Congenital Cardiac Anesthesia Society
A Section of the Society for Pediatric Anesthesia.

EXPLANATION

Pediatric pulmonary vein stenosis (PVS) is a rare disorder characterized by obstruction of the pulmonary veins. PVS can be categorized as postoperative surgical obstruction, anatomic obstruction, or intraluminal PVS. Postoperative surgical obstruction and anatomic obstruction result from external compression or angulated entry of pulmonary veins into the left atrium. Intraluminal PVS is characterized by obstruction due to neointimal growth into the lumens of pulmonary veins - often with relentless progression of disease leading to secondary pulmonary hypertension (pHTN), right heart failure, and death.^1,2,3

Intraluminal PVS can be further categorized as primary PVS, PVS associated with congenital heart disease, or PVS associated with prematurity or chronic lung disease. However, “primary PVS” is often used to describe any case of intraluminal PVS not associated with prior surgical or catheter intervention. Given the rarity of this disease, the true incidence is difficult to determine, though studies estimate an incidence of 0.0017% to 0.03%.^2,3 The etiology of this disease remains unclear, though myofibroblast deposition within the pulmonary vein walls is a common feature among all forms of intraluminal PVS.^1,2 Intraluminal PVS is often associated with other cardiac defects and commonly occurs after repair of total anomalous pulmonary venous return (TAPVR).

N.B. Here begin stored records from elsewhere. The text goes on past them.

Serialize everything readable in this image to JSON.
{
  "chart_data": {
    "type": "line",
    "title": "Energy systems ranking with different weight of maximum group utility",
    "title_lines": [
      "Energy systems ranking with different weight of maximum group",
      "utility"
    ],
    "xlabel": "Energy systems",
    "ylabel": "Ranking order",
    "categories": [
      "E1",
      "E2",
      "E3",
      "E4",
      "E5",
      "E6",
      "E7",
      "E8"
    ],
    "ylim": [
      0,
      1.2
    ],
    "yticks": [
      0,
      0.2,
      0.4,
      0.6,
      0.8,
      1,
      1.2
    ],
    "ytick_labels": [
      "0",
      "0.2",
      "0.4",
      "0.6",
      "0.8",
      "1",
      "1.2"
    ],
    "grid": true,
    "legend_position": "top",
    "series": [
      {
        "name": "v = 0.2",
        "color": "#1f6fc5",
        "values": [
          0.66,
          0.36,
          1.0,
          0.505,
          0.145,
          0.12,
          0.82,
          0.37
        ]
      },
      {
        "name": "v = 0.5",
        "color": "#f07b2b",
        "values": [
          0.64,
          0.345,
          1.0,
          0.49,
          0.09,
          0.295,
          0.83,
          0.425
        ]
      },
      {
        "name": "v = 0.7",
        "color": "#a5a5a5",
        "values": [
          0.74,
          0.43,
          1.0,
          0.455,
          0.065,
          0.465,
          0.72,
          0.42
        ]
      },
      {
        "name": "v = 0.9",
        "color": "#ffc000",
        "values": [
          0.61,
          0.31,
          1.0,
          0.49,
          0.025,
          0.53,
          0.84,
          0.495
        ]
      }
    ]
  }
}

In patients with pulmonary vein stenosis, any plan for sedation or general anesthesia warrants a thorough preoperative assessment of right ventricular function. Anesthetic management includes techniques to support the right ventricle and avoid increases in pulmonary vascular resistance. While it is prudent to avoid pulmonary vasodilator therapy in patients with certain forms of fixed distal obstructions - such as in TAPVR, mitral stenosis, and diffuse pulmonary vein stenosis - inhaled nitric oxide (iNO) may reduce pulmonary artery pressure and lead to clinical improvement in some patients with segments of lung affected by PVS.⁵ Case series of pediatric patients with segmental pulmonary vein stenosis and pHTN have demonstrated reactivity to acute vasodilator testing with iNO, suggesting a component of reversible pHTN.⁵ Presumably, blood flow into pulmonary veins with obstruction is redistributed to non-stenotic veins leading to elevated pulmonary venous pressure and the development of pulmonary arterial hypertension (PAH) in segments of the lung without pulmonary vein stenosis. In the early disease process, PAH is reversible, and patients demonstrate reactivity to acute vasodilator testing, leading to a decrease in mean pulmonary arterial pressure and pulmonary vascular resistance. Therefore, inhaled nitric oxide therapy is beneficial for a particular subset of patients with segmental pulmonary vein stenosis.^4,5

Despite advances in medical, surgical, and catheter-based treatments, prognosis remains poor for patients with pulmonary vein stenosis. Restenosis occurs in the majority of patients, and long-term survival is rare.

REFERENCES

1. Nasr VG, Callahan R, Wichner Z, Odegard KC, DiNardo JA. Intraluminal Pulmonary Vein Stenosis in Children: A “New” Lesion. Anesthesia & Analgesia. 2019;129(1):27–40.

2. Vanderlaan RD, Rome J, Hirsch R, Ivy D, Caldarone CA. Pulmonary vein stenosis: Treatment and challenges. The Journal of Thoracic and Cardiovascular Surgery. 2021;161(6):2169–76.

3. Latson LA, Prieto LR. Congenital and Acquired Pulmonary Vein Stenosis. Circulation. 2007;115(1):103–8.

4. Domingo L, Magdo HS, Day RW. Acute Pulmonary Vasodilator Testing and Long-Term Clinical Course in Segmental Pulmonary Vascular Disease. Pediatr Cardiol. 2018;39(3):501–8.

5. Sokoliuk, V, DiNardo JA, Brown, M L. Never Say Never: The Use of Nitric Oxide in Patients With Obstructed Pulmonary Veins: A Case Report. A&A Practice. 2019; 12(6):205-207.